Председатель, или главарь «правилки», — старорежимный каторжанин, коптивший на своем веку многие тюрьмы и этапы Сибири и бог весть каким чудом уцелевший от смерти. Этого кряжистого горбуна с медвежьей косолапой походкой зовут Лешим. Он бородат, лохмат и неимоверно грязен — никогда не ходит в баню, не меняет белья, поэтому носит в себе букет неистребимой тошнотворной вони. Подобно Ваньке Графу, он свою камеру держит в страхе, у малосильных отбирает вкусные куски из передач. Его ненавидят и боятся. На стене над нарами, где он спит, кто-то сделал оскорбительную надпись «ша-кам», что означает «шакал камеры», обироха. Как и у многих бандитов, у этого злодея угрызения совести отсутствуют. И раньше и теперь Леший смотрит на разбой как на профессию. Не ради убийству он лишает человека жизни, а потому, что обреченный человек подвернулся под руку, помешал работе: пришлось убрать как лишнюю вещь. Не убивать он шел, а грабить. Да и самый грабеж — не преступление, а профессиональное дело.

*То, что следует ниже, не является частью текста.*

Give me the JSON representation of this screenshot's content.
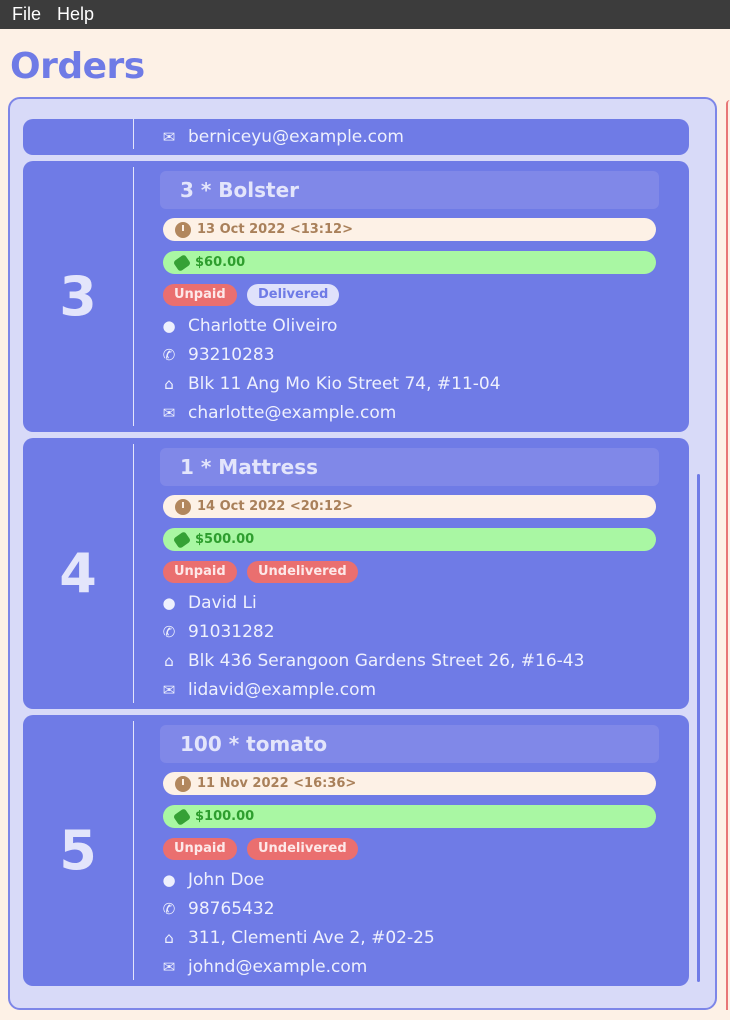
{
  "menu": {
    "file": "File",
    "help": "Help"
  },
  "page_title": "Orders",
  "top_card": {
    "email": "berniceyu@example.com"
  },
  "orders": [
    {
      "index": "3",
      "title": "3 * Bolster",
      "date": "13 Oct 2022 <13:12>",
      "price": "$60.00",
      "payment_status": "Unpaid",
      "delivery_status": "Delivered",
      "name": "Charlotte Oliveiro",
      "phone": "93210283",
      "address": "Blk 11 Ang Mo Kio Street 74, #11-04",
      "email": "charlotte@example.com"
    },
    {
      "index": "4",
      "title": "1 * Mattress",
      "date": "14 Oct 2022 <20:12>",
      "price": "$500.00",
      "payment_status": "Unpaid",
      "delivery_status": "Undelivered",
      "name": "David Li",
      "phone": "91031282",
      "address": "Blk 436 Serangoon Gardens Street 26, #16-43",
      "email": "lidavid@example.com"
    },
    {
      "index": "5",
      "title": "100 * tomato",
      "date": "11 Nov 2022 <16:36>",
      "price": "$100.00",
      "payment_status": "Unpaid",
      "delivery_status": "Undelivered",
      "name": "John Doe",
      "phone": "98765432",
      "address": "311, Clementi Ave 2, #02-25",
      "email": "johnd@example.com"
    }
  ],
  "icons": {
    "person": "person-icon",
    "phone": "phone-icon",
    "home": "home-icon",
    "email": "email-icon",
    "clock": "clock-icon",
    "tag": "price-tag-icon"
  },
  "colors": {
    "accent": "#6f7be6",
    "background": "#fdf1e6",
    "unpaid": "#ea6f6f",
    "price_pill": "#a9f7a3"
  }
}
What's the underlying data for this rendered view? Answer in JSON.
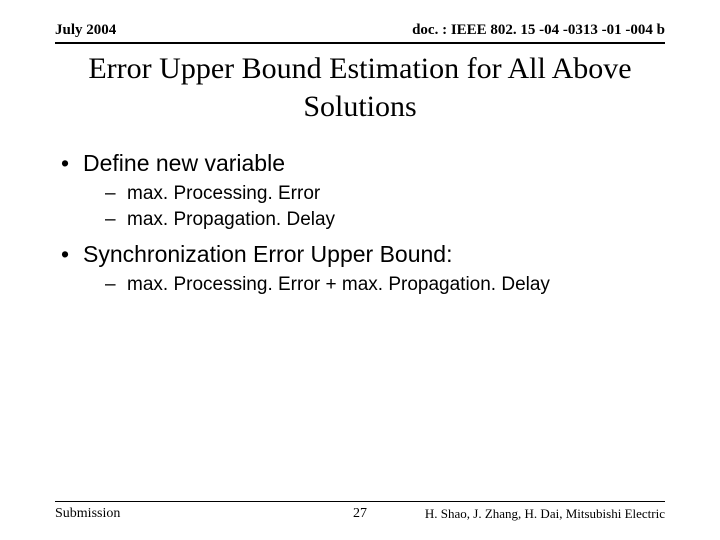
{
  "header": {
    "left": "July 2004",
    "right": "doc. : IEEE 802. 15 -04 -0313 -01 -004 b"
  },
  "title": "Error Upper Bound Estimation for All Above Solutions",
  "body": {
    "items": [
      {
        "level": 1,
        "text": "Define new variable"
      },
      {
        "level": 2,
        "text": "max. Processing. Error"
      },
      {
        "level": 2,
        "text": "max. Propagation. Delay"
      },
      {
        "level": 1,
        "text": "Synchronization Error Upper Bound:"
      },
      {
        "level": 2,
        "text": "max. Processing. Error + max. Propagation. Delay"
      }
    ]
  },
  "footer": {
    "left": "Submission",
    "center": "27",
    "right": "H. Shao, J. Zhang, H. Dai, Mitsubishi Electric"
  }
}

Четверо судей при участии главаря «правилки» уселись ночью в темном углу камеры, возле зловонной «параши», и вели переговоры тайным шепотом, обиняками, чтоб не было лишнего шума — «шухера». Впрочем, говорили только трое, Леший же не проронил ни слова, только гукал, словно лесовик, и сипло покашливал. Запустив за лохмотья корявую лапищу, выуживал оттуда паразитов. Вшей давил на ногте, блох сажал в заросший серой шерстью рот, сладострастно растирал зубами лишь блошиные лапки и искалеченных выплевывал живьем: «Поди-ка поскачи».
Тайный этот суд, длившийся не более пятнадцати минут, постановил: «Первый раз публично надавать обидчикам по морде, а ежели второй раз такая пакость приключится — бить в темном месте тяжким боем, а в-третий — вышка, смерть». Рано утром приговор «правилки» был известен всему дому.
Когда лишенные свободы шли на работу по цехам, два временных палача из камеры № 9, злостные рецидивисты-воры, остановили Дуньку-Петра и Ромку Кворума:
— Стой, не шевелись! «Правилка»!
И с маху, со щеки на щеку, пять публично нанесенных резких оплеух, от которых затрещали скулы провинившихся. Со всего двора раздались сдобренные злобой поощрительные выкрики, улюлюканье, смех, свист,
— Так их! Так! Спасибо «правилке»: выправляет!..
Вместе с Дунькой-Петром и Кворумом в карцер отвели и палачей этих жертв тюремной общественности, змеей прокравшейся из старого быта в новый.